Demands by fishermen, processors and even the provincial government in New Brunswick are threatening a way of life in Prince Edward Island.
They are seeking to have the legal minimum carapace size of lobsters increased from 71 to 77 millimeters over the course of three years.
Six millimeters might not seem like much, but it is really major. Such an increase would wipe out the niché market for canner lobsters that Prince Edward Island’s lobster industry has nurtured.
It would wipe it out in New Brunswick, too, but the canner market is worth much more to P.E.I. than it is to New Brunswick.
The measure is scheduled to go up a millimeter to 72 on both sides of the Northumberland Strait and all around P.E.I. this year, and that is as far as the Island boats want it to go.
Stocks are currently in good shape. Landings are strong. There is no argument on the Prince Edward Island side of the strait for a size increase.

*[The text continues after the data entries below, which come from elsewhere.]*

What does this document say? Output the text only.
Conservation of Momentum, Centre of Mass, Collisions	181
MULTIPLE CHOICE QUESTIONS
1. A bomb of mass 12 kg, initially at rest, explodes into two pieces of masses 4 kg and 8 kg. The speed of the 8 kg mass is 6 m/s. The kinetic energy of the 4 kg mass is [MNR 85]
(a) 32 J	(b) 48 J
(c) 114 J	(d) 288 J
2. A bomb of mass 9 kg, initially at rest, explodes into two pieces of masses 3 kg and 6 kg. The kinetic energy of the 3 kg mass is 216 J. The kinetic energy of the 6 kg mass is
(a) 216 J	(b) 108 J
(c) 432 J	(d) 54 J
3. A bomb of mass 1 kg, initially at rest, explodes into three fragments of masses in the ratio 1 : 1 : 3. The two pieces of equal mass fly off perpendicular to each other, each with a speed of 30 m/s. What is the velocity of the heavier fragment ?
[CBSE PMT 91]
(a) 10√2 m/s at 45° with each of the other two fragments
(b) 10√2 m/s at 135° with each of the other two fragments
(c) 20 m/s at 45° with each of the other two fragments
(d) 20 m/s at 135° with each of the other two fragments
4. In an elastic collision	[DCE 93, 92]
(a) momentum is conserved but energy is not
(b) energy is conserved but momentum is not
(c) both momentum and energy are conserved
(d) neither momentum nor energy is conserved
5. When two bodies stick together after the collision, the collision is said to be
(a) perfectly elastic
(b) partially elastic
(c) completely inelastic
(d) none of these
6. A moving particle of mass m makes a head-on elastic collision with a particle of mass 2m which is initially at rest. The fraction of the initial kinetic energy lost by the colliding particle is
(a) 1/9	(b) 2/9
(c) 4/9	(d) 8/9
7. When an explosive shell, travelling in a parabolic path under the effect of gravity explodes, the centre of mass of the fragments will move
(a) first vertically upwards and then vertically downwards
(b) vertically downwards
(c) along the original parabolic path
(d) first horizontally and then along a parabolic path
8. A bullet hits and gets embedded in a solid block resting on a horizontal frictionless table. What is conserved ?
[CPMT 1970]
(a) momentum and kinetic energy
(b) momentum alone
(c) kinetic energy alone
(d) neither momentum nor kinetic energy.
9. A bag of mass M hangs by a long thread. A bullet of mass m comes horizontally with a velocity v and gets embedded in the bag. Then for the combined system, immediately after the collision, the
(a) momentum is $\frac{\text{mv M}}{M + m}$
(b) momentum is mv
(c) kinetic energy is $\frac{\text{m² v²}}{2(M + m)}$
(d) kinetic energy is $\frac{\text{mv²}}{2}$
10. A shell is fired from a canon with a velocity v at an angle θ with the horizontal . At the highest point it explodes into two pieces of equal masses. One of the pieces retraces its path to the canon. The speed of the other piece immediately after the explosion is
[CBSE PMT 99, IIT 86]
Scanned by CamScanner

It would be ridiculous for Federal Fisheries Minister Keith Ashfield to push the measure beyond the already agreed upon 72 millimeters this year, so Island boats should be safe in 2013.
They need to be worried about next year and the year after that, though. The pressure is on in New Brunswick for the measure to go up, and just saying ‘heck no, we won’t go,’ won’t be enough to stop it.
Prince Edward Island has until Feb. 6 to make its case for leaving the measure alone, and it will need to be a strong case.
And the case has to be Island-wide, not just from the district P.E.I. shares with New Brunswick.
Really, though, if P.E.I. doesn’t want to go up in size it shouldn’t have to, but the optics of having New Brunswick boats and Prince Edward Island boats fishing in the same water and having different size measures are not pretty.
This, however, is not a fight Prince Edward Island started. In a way, P.E.I. is not fighting at all; it is simply defending its surf. It is New Brunswick that’s pushing the envelope here and Minister Ashfield, even though he is from New Brunswick, has to recognize that.